The basilica serves as the Cathedral church of the Diocese of Cochin.
It was built originally by the Portuguese and elevated to a Cathedral by Pope Paul IV in 1558, was spared by the Dutch conquerors who destroyed many Catholic buildings. Later the British demolished the structure and pt:João Gomes Ferreira commissioned a new building in 1887. Consecrated in 1905, Santa Cruz was proclaimed a Basilica by Pope John Paul II in 1984.
The history of Santa Cruz Cathedral Basilica begins with the arrival of Portuguese missionaries along with the second Portuguese fleet under Pedro Álvares Cabral on 24 December 1500. The King Unni Goda Varma Tirumulpadu (Trimumpara Raja ) of Kingdom of Cochin received them very warmly. This caused the Zamorin of Calicut to declare war against Kingdom of Cochin. But the Portuguese army under Commander Dom Afonso de Albuquerque who reached Cochin in 1503, defeated the enemies of the King of Cochin and in return he gave them permission to build a fort in Kochi.
In 1505, Dom Francisco de Almeida the first Portuguese Viceroy got permission from the Kochi Raja to build a church edifice using stones and mortar which was unheard of at that time as the local prejudices were against such a structure for any purpose other than a royal palace or a temple. The foundation stone of the Santa Cruz church was laid on 3 May 1505, the feast day of the Invention of the Holy Cross, hence the magnificent edifice when completed was named Santa Cruz. This church was located on the eastern side of the present Children’s Park, Fort Cochin.
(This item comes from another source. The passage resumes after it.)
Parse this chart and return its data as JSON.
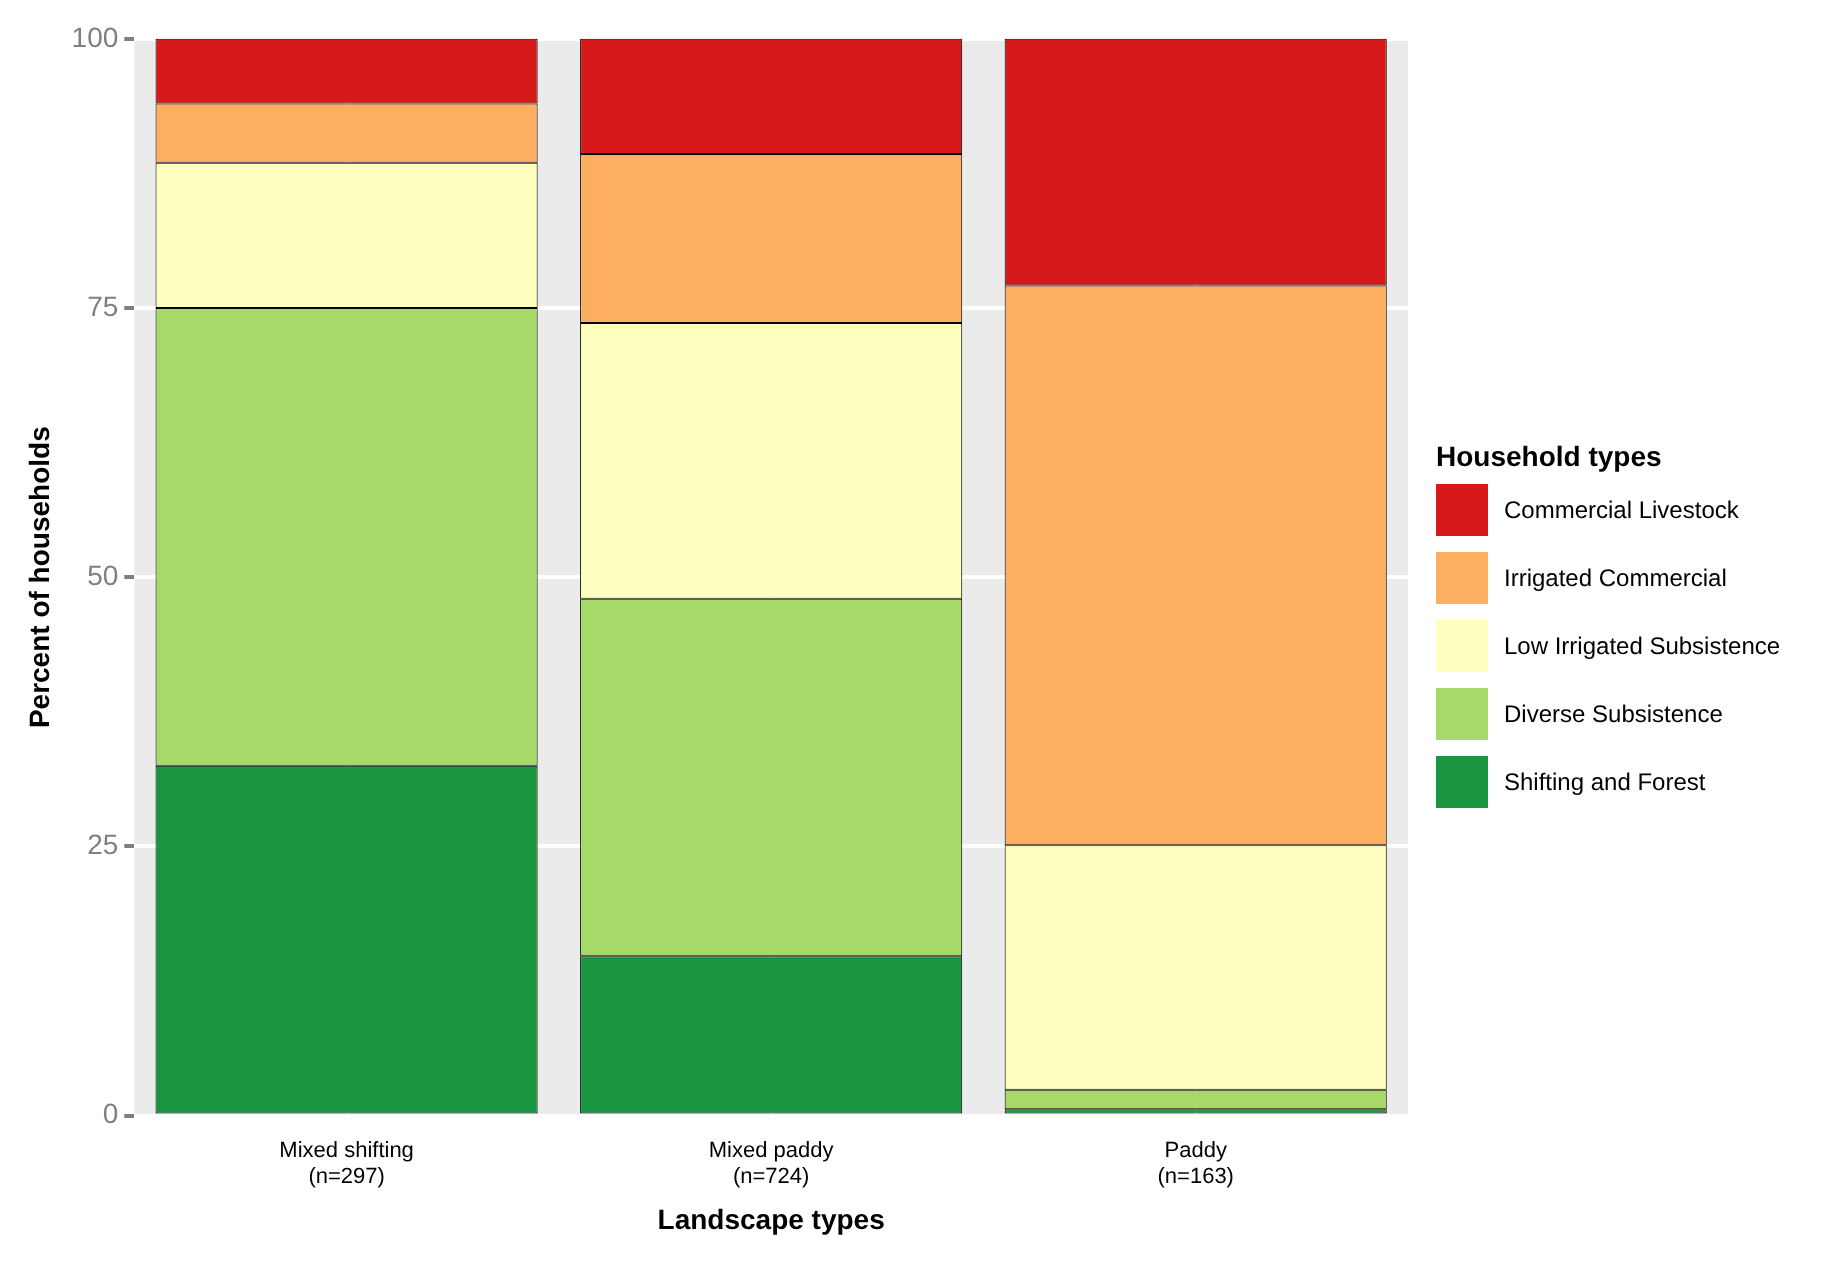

In 1558, Pope Paul IV, raised the Santa Cruz Church to the status of a Cathedral along with the erection of the second diocese in India - Diocese of Cochin, suffragan (other being Diocese of Malacca) to the Archdiocese of Goa.
The Dutch who conquered Cochin in 1663, destroyed all Catholic buildings. Only the St. Francis Church and the Cathedral escaped this fate. The Dutch made the cathedral their arms storehouse. Later it fell into the hands of the British who demolished it when they took over Cochin in 1795. One of the decorative granite pillars of the destroyed Cathedral is still kept as a monument at the southeastern corner of the present Basilica premises.
About 100 years later, Bishop João Gomes Ferreira (1887–1897), a missionary and the Bishop of Cochin, took initiative to re-erect the Cathedral and commenced the plan of its construction. But it was the next Bishop, pt:Mateus de Oliveira Xavier (1897–1908) who completed the edifice. The cathedral was consecrated on 19 November 1905 by Bishop Sebastião José Pereira, Bishop of Damao. Considering its antiquity, artistic dignity and historical importance, Pope John Paul II through a special Decree "Constat Sane Templum Sanctae Cruci" of 23 August 1984, raised the Santa Cruz Cathedral to the status of Basilica.
The church has two lofty spires and a remarkably bright, white-washed exterior and a pastel-colored interior. The interiors of the church are mostly Gothic, with the main altar decorated by the famous Italian painter Fra Antonio Moscheni, S.J., and his disciple De Gama of Mangalore. Unfortunately, Fra Antonio Moscheni died here on 15 November 1905, four days before the newly built Church was consecrated. The columns decorated with frescoes and murals, the seven large canvas paintings on the passion and death on the Cross, especially the painting of the Last Supper, modelled on the famous painting of Leonardo da Vinci and the beautiful stained glass windows add to the artistic grandeur of the place. The paintings that adorn the ceiling depict scenes from the Via Crucis of Christ.